[Note: this was originally posted at 11:40 local time. It's now 15:47 and it seems that some of the systems are back online. No explanation for the crash has been provided by the USPTO.]
On December 15, 1836, the US Patent Office was destroyed in a fire. (Hat tip Richard Schafer.)
On December 15, 2021, the US Patent Office's computer systems crashed. No e-filing of patents or trademarks, no checking databases, no access to electronic records. (But at least the page about McGruff the Crime Dog is still working!) The USPTO sent out an email warning people of the crash:

But if you click on the embedded link in the announcement to get more info, you'll find something extraordinary: during this outage, the USPTO is accepting patent and trademark correspondence, including new patent and trademark applications by email to PatentApp15DEC21@uspto.gov (for patents) or TrademarkApp15DEC21@uspto.gov (for trademarks).
This is extraordinary because presently, the USPTO is not authorized to accept such filing by email. This must be one serious mess for the USPTO to take this step.
This is not to say that everyone can avail himself of email filing. Before saying that one can file by email, the announcement includes a non-functional link to a web page that describes various filing options during a computer outage, and says that you only get to file by email if you can't use one of those alternatives. Those alternatives include fax, first class US mail with a certificate of mailing, and Priority Express Mail from the USPS. Is the USPTO going to demand proof that the filer couldn't avail himself of one of those methods of filing before he sent that email?
[That webpage mentioning alternative filing methods also takes pains to point out that if you don't file electronically, you have to pay the $400 surcharge for non-electronic filing ($200 if you're a small entity). I guess the USPTO isn't subject to legal doctrines like frustration of contract. Or as we might say in these parts, הרצחת וגם ירשת?. (Look up Elijah's reproof of Ahab for the context.) The last time there was a major outage of this sort, then-Director Andre Iancu had the decency to waive that fee post-facto, as discussed here. Let's hope that the current USPTO powers-that-be will be similarly reasonable this time around.]
Amazingly, just two days earlier, Carl Oppedahl blogged about this very problem, as the USPTO has just published a Federal Register notice in anticipation of an planned move of its back-up servers away from the same place where its regular servers are housed. Carl noted that there have been four serious outages of the USPTO's systems since 2014; the current outage constitutes the fifth such failure.

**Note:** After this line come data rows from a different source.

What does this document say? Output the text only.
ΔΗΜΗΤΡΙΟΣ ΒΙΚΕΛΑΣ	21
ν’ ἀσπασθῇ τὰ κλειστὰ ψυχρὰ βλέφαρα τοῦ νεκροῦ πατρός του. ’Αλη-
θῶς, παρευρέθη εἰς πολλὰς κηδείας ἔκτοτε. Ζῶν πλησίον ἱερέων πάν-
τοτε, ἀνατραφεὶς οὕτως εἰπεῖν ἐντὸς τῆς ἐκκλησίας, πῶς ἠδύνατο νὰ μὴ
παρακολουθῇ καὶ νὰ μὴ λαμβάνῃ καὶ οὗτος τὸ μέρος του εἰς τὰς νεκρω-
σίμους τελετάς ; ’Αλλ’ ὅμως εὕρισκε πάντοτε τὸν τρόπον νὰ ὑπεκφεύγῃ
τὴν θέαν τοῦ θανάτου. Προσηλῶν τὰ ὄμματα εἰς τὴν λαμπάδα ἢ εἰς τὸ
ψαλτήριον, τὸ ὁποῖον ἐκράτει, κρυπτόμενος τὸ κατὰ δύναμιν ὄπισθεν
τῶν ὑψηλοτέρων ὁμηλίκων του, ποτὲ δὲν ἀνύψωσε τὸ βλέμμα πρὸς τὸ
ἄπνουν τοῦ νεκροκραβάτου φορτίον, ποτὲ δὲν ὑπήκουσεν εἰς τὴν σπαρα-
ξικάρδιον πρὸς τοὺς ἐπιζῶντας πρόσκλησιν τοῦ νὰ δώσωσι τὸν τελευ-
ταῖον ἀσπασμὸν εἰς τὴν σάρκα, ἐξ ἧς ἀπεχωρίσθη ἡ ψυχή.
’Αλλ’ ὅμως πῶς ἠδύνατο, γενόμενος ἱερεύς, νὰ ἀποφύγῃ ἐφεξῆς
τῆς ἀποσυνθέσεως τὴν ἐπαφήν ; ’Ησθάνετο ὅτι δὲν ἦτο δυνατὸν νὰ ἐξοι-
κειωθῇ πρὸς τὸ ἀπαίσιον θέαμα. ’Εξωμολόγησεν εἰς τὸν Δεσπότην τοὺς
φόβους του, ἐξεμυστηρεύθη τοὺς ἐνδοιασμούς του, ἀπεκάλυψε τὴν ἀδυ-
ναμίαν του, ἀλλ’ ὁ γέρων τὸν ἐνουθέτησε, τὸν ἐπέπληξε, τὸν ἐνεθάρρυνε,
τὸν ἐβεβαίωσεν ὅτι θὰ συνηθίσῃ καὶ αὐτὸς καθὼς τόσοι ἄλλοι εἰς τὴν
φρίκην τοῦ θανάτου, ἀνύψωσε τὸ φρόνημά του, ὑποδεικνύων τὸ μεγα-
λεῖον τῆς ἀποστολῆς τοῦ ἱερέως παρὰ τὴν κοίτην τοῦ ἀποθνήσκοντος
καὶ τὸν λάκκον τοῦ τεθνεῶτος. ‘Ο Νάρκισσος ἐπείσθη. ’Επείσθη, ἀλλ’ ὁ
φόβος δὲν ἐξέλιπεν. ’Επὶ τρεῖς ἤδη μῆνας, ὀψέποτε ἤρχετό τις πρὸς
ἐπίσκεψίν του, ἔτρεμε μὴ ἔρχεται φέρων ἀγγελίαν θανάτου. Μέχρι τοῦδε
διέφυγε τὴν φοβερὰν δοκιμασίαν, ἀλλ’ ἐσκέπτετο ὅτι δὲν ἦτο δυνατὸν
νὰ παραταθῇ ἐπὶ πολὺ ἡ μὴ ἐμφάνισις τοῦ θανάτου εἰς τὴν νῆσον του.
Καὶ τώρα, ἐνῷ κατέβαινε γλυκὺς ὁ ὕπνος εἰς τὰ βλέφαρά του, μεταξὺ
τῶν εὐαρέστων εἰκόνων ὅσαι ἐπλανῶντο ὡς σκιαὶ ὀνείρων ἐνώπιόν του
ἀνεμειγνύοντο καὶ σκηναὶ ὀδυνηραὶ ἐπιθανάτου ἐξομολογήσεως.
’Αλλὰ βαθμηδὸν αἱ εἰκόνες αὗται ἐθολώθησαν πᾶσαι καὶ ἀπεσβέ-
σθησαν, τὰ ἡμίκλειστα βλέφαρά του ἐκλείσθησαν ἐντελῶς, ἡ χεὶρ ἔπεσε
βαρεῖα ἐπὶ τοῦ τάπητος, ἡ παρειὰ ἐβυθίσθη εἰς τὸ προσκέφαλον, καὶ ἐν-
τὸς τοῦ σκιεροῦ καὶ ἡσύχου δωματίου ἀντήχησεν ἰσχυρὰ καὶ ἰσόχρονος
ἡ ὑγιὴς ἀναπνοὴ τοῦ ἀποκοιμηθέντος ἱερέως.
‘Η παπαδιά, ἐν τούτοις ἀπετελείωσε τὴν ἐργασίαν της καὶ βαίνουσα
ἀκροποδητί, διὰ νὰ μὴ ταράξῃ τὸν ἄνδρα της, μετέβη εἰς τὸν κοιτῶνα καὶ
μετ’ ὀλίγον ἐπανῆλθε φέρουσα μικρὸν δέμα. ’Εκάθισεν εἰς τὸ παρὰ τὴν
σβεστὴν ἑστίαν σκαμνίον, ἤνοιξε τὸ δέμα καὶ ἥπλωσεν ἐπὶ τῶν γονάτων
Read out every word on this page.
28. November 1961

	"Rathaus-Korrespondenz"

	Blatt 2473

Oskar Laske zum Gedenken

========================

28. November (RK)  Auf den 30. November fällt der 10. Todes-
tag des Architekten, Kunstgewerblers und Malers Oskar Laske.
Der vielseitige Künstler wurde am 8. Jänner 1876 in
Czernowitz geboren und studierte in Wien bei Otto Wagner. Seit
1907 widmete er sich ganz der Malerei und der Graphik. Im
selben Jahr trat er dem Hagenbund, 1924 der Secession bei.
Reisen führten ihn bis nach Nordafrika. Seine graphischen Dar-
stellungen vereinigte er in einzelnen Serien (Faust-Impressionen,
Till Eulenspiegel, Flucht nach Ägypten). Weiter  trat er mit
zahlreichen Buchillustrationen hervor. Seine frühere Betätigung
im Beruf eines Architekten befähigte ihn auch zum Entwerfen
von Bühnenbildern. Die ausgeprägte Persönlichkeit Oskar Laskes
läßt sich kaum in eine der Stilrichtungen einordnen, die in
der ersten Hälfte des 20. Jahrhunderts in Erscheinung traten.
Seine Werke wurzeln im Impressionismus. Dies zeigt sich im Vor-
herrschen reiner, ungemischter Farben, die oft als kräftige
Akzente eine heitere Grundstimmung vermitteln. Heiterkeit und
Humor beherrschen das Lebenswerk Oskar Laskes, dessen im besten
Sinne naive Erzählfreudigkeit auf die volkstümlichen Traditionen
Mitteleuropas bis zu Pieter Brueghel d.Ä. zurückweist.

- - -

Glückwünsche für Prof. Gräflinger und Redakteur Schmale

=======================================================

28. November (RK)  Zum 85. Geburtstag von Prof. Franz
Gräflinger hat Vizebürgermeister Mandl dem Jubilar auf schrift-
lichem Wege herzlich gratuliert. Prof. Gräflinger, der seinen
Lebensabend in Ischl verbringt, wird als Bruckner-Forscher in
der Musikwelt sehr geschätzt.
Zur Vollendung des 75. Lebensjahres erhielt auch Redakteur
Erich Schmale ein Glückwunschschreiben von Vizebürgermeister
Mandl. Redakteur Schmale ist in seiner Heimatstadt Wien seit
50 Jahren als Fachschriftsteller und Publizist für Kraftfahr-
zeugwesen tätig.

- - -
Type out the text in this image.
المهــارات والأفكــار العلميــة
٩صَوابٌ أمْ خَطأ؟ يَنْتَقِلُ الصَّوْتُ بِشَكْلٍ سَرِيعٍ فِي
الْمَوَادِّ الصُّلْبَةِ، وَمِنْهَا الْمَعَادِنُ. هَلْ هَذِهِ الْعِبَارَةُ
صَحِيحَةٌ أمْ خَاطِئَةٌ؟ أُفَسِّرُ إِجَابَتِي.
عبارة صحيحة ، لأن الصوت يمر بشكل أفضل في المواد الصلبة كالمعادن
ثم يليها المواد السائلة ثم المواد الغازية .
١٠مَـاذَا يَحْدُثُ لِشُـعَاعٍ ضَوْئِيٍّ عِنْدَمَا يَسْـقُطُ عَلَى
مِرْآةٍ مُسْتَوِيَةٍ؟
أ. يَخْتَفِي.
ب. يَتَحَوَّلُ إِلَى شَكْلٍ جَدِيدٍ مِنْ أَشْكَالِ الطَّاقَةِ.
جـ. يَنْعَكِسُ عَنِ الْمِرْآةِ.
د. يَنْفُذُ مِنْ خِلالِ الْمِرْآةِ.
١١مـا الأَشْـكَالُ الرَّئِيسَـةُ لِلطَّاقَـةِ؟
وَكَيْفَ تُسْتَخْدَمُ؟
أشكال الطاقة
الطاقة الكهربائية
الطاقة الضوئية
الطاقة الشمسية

For those of us who regularly file things at the USPTO, this comes against the backdrop of the USPTO's insistence on migrating to a new system, which it calls PatentCenter, which it insists will have all the functionalities of public and private PAIR as well as EFS. As explained in a letter drafted by Carl, signed by seventy four practitioners (including yours truly), and sent by Carl earlier today to Drew Hirshfeld, who is nominally in charge of things at the USPTO right now, so far PatentCenter is a disaster, and the USPTO has refused to listen to users who explain what's wrong with it.
As a colleague once noted, technology is great...when it works.